A beleza escondida na simplicidade
Os gráficos de Unto The End é o que se espera de um jogo indie: Simples e eficiente.
O estilo de arte do jogo salta aos olhos, com um visual que lembra muito o clássico Another World. O minimalismo é a palavra-chave aqui, mas o jogo não perde a oportunidade de mostrar que mesmo dentro dessa proposta, é possível encontrar diversos detalhes que tornam o visual de Unto The End ainda mais atrativo, como flocos de neve na roupa do personagem, os efeitos de luz muito bem trabalhados da tocha, o sangue na roupa do personagem e por aí vai. Além do aspecto visual, Unto The End faz uso de seus elementos sonoros e artísticos para eliminar o HUD do jogo, portanto nada de barras de life, você deve ouvir a respiração do seu personagem e os ferimentos em seu corpo para saber o quanto seu personagem ainda pode aguentar.
Como já mencionado anteriormente, a trilha sonora é pouco presente e isso de forma alguma é um ponto negativo, já que quando ela aparece consegue dar o tom perfeito e carregar ainda mais a atmosfera fantástica do jogo. Os sons ambientes conseguem passar a sensação pesada de solidão que te acompanha por todo o jogo, e dá a tensão necessária nas cavernas quase claustrofóbicas do jogo. Aliás, talvez o único ponto negativo nesse aspecto do jogo seja justamente o excesso de ambientes fechados quando os momentos em que você está ao ar livre valorizam muito mais a arte do jogo.
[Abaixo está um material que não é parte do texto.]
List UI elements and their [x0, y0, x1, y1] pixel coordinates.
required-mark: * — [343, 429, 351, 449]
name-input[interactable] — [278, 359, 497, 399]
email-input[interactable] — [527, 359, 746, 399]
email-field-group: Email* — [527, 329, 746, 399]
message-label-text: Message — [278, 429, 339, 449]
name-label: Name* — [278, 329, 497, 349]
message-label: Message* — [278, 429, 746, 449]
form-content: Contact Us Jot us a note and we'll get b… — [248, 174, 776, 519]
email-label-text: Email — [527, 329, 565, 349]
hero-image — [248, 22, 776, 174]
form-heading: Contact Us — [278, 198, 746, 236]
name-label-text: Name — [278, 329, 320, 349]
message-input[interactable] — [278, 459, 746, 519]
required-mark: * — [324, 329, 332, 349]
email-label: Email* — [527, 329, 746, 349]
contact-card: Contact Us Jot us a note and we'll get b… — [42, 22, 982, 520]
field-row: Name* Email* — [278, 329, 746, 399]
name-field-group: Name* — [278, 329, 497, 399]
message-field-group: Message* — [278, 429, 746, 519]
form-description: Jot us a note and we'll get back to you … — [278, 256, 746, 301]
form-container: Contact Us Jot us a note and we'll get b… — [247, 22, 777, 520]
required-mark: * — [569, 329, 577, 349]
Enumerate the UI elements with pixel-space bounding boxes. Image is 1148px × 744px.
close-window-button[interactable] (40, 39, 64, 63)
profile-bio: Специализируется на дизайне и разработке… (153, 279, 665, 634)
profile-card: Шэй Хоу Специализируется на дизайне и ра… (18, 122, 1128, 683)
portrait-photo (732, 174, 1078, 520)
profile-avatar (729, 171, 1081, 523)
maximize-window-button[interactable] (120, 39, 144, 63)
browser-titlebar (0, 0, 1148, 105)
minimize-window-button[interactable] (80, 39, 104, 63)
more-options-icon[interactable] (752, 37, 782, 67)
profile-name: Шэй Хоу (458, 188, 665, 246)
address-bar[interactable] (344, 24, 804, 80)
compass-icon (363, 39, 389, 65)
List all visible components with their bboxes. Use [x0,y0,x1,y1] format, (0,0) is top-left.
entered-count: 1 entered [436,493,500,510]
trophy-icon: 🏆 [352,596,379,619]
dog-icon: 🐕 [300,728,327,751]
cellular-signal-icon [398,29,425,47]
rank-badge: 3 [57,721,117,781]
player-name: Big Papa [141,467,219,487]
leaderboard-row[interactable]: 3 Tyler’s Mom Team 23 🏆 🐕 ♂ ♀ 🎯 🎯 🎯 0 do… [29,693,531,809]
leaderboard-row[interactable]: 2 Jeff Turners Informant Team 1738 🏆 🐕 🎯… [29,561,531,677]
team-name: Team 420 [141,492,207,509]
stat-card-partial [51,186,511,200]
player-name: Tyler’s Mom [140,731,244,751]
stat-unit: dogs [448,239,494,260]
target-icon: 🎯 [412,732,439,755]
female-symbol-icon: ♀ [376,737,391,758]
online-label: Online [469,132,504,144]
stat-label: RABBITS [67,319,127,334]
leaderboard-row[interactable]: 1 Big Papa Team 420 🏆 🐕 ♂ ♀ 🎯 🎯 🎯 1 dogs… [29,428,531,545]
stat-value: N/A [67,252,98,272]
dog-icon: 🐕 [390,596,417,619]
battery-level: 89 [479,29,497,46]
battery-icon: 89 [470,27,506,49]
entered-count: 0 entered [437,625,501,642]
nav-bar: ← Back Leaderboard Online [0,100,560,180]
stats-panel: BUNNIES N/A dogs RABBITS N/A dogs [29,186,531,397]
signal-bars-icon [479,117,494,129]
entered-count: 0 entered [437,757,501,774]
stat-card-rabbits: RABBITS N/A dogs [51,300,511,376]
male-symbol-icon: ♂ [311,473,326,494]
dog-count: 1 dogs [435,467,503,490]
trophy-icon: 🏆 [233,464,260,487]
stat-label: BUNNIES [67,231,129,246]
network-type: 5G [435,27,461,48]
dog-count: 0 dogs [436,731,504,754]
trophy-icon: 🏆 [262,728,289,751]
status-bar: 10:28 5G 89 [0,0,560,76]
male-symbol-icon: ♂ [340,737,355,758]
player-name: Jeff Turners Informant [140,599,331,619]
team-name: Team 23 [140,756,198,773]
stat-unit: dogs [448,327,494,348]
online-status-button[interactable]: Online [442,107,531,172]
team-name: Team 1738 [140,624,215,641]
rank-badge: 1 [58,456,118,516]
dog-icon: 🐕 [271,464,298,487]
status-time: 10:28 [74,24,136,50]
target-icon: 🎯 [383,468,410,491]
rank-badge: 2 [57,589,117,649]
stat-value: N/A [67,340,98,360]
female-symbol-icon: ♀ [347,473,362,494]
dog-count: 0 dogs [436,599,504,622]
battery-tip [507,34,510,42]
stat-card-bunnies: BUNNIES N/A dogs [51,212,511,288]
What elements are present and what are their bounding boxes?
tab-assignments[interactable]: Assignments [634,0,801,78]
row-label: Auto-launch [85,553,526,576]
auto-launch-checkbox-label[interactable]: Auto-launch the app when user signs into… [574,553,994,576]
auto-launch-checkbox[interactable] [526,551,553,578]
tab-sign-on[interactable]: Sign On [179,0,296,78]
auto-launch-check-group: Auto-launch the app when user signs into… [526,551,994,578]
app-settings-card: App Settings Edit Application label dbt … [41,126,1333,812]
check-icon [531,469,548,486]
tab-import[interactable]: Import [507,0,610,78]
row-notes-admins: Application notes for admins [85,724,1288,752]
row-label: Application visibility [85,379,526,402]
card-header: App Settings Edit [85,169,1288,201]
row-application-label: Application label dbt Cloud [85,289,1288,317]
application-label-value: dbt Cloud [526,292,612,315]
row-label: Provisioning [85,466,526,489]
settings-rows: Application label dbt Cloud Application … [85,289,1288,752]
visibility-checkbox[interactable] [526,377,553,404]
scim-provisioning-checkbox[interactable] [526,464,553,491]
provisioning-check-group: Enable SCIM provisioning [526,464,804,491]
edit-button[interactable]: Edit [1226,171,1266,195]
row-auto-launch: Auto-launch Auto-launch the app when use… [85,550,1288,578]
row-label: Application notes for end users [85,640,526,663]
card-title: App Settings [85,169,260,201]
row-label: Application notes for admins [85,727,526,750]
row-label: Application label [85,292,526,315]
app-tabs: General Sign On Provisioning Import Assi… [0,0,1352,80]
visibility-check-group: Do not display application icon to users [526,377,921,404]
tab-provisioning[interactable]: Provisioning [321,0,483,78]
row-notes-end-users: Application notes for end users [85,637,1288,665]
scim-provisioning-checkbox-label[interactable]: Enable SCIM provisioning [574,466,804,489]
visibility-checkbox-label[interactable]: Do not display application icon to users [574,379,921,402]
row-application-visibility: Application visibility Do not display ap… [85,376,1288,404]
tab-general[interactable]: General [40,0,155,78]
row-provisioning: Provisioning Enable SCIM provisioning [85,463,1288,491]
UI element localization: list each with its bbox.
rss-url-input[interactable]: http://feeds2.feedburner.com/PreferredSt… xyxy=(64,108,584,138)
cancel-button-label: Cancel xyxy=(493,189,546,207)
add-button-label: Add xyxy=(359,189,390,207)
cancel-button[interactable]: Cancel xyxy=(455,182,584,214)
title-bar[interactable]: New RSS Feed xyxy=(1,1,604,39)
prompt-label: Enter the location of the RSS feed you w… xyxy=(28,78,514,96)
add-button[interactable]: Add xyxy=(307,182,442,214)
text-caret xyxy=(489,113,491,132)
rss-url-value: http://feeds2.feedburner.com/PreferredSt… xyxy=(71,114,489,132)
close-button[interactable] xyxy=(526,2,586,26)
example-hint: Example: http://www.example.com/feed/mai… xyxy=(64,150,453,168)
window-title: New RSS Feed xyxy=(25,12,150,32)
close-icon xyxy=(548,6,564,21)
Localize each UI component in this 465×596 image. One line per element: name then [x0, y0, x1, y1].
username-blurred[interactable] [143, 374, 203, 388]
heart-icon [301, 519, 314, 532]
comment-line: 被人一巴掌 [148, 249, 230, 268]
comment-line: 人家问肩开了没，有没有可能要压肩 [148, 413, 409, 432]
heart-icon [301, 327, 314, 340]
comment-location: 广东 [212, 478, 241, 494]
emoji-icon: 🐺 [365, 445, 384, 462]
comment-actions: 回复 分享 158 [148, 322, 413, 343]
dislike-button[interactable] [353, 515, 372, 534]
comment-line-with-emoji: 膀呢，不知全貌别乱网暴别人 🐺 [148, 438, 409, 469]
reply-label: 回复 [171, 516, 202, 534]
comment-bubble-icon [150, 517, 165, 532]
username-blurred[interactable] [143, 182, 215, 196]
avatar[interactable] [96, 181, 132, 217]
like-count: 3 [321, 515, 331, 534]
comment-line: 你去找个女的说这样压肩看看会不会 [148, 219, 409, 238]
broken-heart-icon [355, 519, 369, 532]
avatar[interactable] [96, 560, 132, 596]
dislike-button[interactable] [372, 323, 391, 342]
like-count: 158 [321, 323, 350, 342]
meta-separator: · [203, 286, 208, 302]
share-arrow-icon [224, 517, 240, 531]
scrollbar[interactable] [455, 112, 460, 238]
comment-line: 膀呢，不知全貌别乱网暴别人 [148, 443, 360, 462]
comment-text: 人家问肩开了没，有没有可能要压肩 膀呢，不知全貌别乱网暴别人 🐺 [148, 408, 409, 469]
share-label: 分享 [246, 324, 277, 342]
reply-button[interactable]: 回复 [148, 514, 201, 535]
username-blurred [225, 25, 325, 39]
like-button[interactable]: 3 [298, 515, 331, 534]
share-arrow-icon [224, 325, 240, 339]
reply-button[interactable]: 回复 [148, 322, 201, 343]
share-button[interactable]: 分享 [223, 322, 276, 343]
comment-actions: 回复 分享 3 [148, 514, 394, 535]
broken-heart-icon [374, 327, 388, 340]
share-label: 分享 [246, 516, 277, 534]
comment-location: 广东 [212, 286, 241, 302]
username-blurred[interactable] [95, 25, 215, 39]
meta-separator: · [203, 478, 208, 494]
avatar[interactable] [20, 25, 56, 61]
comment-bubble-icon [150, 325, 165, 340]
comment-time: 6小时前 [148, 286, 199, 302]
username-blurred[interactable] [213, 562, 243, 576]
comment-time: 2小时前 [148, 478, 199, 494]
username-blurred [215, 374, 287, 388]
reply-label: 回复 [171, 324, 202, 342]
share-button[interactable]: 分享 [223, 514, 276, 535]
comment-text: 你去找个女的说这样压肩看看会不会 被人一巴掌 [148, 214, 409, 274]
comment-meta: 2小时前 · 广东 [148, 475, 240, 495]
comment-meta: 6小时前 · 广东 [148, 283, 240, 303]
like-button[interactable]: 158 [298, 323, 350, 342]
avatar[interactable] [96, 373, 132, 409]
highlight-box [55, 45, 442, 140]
O caminho de volta pra casa
Assim como seu estilo de arte, a história também é conduzida através de um minimalismo quase palpável. Você controla um homem que sai para uma jornada atrás de comida e caça, provavelmente para prover para sua família que permanece em casa a sua espera. Durante o início, algo dá errado e você acaba se perdendo e se insere em uma jornada para encontrar o caminho de casa.
O jogo não possui diálogos, deixando a cargo do jogador interpretar o que está sendo passado, a exemplos de jogos como Journey, por exemplo. A depender das ações do jogador durante o gameplay, o jogo possui dois finais diferentes e isso enriquece uma experiência que pode tomar diferentes formas para cada jogador, em uma história cheia de beleza escondida em sua própria simplicidade.
Vale à pena?
Unto The End é uma experiência que busca envolver o player e oferece mecânicas cheias de ambição dentro de sua própria simplicidade, com um combate extremamente inteligente e uma exploração competente. O jogo é bem sucedido na construção dessas características, entregando um jogo sólido que vale a pena ser experimentado, mesmo tendo curta duração e possuindo alguns defeitos a serem considerados.
Vale lembrar que este é um jogo feito por apenas duas pessoas, e considerando todos os elementos que o compõe e toda a dificuldade acerca da criação de um jogo, Unto The End é praticamente uma manifestação de amor aos games e a prova de que é possível ser ambicioso e encontrar beleza na simplicidade.
Obs: Essa análise foi feita através de uma cópia (versão PS4) gentilmente cedida pela 2 Ton Studios.